A ordem vai me executar. Se não o fizer, serão os militares.

Uma ideia desesperada se formou em sua mente. É por isso que marchava dia e noite para chegar em Valta, antes mesmo que as notícias de et'Colmont lá chegassem.

Mesmo com a guerra em andamento, navios que saíam de Jaffe, e em termos recentes, passavam por Valta, realizavam comércio com reinos ou cidades-estado que estivessem fora do conflito. Do mesmo modo, navios vindos de fora, também traziam produtos valorizados em seu reino. O plano de Kurdis era entrar na encontrar a primeira embarcação de estrangeiros, comprar uma passagem e abandonar Kedpir.

A guerra agora chegará ao seu fim. Mas não poderei recorrer ao Grão-Mestre para interceder por meu pai. Maldito Carc'limar! Ele me forçou a usar a foice contra os nossos, na frente de testemunhas!

O dia estava começando. Kurdis desceu o terreno rochoso, com o mar murmurando à sua direita, e viu ao longe os primeiros sinais de Valta.

Rasgou toda sua capa em tiras e com elas enrolou a foice, junto com tufos de mato de limoeiro para fazer volume.
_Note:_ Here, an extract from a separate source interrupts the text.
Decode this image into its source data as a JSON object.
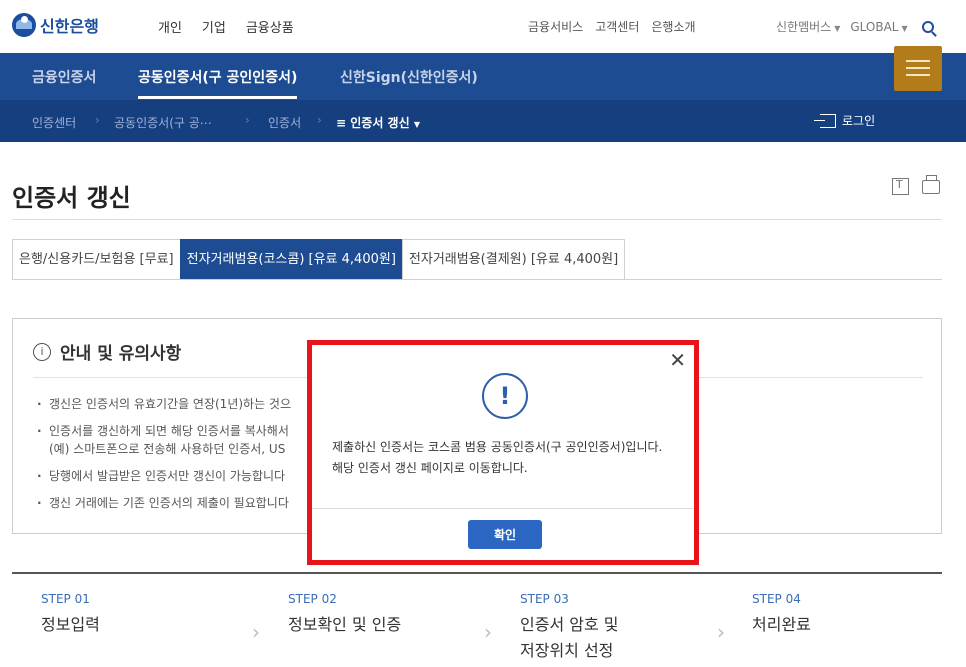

Não consigo entender... Por que o bruxo se entregou tão facilmente no final?

"Isto! Agora destrua esse velho corpo!" a voz esganiçada de Carc'limar ecoava em sua mente.

E aquela gargalhada? Como rir sem a cabeça presa ao corpo? Teria ele feito alguma magia dos abismos? Só posso imaginar, já que aos jovens alunos são negados quaisquer conhecimentos de magia sombria.

Solitário com seus medos e indagações, Kurdis chegou em nas proximidades de Valta.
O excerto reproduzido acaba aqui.